‘Tis the Season for Unpaid Internships (Or Not!)Second Quarter 2012 – Articles California Update
Summer is officially here, with plenty of high school and college students and recent graduates looking for resume-building work experiences. Before you bring on any unpaid interns this summer – beware. There is no California state statute or regulation that expressly exempts persons participating in an internship from the minimum wage and overtime requirements. Whether an intern should be classified as an “employee” is subject to a case by case analysis of the circumstances. The Division of Labor Standards Enforcement’s (DLSE) opinion letter on the subject can be found online.

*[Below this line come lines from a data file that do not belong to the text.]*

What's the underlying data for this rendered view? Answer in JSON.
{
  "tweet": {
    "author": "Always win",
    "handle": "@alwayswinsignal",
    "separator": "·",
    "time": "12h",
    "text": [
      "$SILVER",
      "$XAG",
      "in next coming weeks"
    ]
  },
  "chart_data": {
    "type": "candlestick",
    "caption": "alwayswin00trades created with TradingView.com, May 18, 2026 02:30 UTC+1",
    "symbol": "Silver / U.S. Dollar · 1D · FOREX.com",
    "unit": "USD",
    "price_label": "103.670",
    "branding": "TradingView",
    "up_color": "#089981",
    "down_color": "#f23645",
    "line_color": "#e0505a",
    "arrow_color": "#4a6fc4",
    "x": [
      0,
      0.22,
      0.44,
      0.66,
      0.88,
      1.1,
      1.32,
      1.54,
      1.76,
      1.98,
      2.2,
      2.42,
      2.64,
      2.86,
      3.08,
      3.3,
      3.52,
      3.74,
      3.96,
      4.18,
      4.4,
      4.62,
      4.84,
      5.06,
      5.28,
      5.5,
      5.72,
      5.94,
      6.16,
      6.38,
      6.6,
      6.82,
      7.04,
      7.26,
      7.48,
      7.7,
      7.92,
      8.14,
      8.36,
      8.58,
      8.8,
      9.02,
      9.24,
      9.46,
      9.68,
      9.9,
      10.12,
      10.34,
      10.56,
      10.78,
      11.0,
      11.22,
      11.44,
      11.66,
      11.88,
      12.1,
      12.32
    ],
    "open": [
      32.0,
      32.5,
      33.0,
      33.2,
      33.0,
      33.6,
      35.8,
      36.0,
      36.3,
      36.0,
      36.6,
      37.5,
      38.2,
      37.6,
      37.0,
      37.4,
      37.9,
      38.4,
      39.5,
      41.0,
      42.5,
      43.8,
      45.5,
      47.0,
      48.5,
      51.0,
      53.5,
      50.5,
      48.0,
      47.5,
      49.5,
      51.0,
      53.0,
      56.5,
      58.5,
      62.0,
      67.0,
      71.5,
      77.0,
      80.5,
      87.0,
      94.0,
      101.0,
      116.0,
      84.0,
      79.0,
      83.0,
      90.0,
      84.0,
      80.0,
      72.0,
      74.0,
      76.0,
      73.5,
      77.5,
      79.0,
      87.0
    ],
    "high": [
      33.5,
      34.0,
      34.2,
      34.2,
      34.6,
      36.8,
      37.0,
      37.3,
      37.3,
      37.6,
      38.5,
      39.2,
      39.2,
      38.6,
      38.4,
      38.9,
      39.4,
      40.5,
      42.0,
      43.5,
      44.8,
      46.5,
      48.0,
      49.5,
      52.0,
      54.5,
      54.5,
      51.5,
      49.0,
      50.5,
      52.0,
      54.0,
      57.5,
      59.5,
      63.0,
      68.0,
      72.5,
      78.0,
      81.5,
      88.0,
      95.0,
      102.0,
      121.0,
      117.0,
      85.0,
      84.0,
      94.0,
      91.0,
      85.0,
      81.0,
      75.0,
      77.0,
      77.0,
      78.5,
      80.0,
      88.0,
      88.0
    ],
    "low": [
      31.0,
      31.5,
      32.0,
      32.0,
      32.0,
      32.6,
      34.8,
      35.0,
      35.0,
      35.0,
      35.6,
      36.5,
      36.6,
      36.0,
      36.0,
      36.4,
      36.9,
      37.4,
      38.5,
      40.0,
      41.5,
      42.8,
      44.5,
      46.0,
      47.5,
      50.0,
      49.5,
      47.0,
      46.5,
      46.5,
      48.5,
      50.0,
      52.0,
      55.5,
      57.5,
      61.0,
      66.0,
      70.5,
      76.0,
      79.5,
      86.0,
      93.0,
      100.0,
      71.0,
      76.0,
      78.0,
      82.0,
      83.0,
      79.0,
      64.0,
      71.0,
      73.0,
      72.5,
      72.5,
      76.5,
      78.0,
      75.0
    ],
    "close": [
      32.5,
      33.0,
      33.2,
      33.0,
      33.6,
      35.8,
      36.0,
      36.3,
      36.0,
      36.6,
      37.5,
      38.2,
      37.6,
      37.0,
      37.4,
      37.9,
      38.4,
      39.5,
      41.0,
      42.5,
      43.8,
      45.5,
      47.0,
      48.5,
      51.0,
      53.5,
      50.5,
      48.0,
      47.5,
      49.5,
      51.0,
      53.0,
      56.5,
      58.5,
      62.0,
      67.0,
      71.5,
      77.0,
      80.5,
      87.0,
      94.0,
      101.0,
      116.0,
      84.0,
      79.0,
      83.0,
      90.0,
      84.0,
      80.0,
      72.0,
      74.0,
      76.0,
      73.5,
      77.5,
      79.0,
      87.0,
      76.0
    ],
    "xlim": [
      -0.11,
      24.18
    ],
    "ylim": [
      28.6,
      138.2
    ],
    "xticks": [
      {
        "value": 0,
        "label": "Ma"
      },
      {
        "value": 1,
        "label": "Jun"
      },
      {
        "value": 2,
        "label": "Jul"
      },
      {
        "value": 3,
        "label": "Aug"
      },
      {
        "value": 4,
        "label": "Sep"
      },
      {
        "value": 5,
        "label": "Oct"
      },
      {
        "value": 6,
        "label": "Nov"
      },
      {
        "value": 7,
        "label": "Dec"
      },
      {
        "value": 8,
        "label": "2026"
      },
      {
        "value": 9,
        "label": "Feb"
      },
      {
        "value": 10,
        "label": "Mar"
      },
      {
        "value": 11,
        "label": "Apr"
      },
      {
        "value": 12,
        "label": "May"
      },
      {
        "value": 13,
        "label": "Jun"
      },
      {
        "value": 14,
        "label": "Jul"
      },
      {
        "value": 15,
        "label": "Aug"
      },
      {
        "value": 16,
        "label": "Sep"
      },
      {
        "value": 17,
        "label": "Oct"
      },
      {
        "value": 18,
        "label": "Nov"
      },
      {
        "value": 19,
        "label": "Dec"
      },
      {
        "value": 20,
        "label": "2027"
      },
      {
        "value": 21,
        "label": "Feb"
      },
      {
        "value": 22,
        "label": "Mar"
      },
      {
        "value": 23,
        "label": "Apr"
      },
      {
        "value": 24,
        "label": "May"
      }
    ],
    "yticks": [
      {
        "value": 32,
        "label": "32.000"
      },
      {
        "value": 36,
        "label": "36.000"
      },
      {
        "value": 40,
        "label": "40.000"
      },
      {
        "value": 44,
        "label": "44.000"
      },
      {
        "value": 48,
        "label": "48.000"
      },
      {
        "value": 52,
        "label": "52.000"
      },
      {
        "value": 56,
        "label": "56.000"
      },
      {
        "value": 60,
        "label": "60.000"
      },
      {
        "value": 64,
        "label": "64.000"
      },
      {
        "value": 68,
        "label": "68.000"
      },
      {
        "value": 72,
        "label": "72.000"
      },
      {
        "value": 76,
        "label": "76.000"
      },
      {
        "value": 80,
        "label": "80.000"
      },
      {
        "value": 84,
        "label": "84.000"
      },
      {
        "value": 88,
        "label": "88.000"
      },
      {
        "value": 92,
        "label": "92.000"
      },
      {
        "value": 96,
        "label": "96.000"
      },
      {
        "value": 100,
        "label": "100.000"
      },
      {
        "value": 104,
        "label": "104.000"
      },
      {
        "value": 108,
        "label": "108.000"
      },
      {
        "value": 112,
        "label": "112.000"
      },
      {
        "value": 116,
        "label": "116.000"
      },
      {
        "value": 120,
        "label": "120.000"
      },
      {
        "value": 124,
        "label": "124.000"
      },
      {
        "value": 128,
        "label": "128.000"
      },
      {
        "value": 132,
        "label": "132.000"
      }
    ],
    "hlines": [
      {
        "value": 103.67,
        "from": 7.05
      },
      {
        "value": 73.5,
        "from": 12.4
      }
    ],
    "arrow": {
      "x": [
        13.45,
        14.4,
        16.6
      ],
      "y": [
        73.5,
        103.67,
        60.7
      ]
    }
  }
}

While counterintuitive, interns are not supposed to really be helpful to your business; rather they are supposed to learn from you. As the Department of Labor (DOL) puts it, an employer is not supposed to derive any immediate advantage from the intern, and they cannot displace your regular employees. Also, while California’s DLSE still suggests that an intern be part of some accredited school program, that one fact alone is certainly not sufficient to qualify someone for intern status. There has been a recent flurry of lawsuits by interns claiming to be misclassified and seeking unpaid wages, particularly in the entertainment and publishing industries.
By the way, nothing prevents an employer from calling someone an “intern,” hiring them for a limited period of time and paying that person minimum wage. In fact, that is often a very viable option.
Bottom line: just because everyone else does it, and has done it for years without getting sued, does not make it okay. It certainly won’t protect your company from being the next class action headline.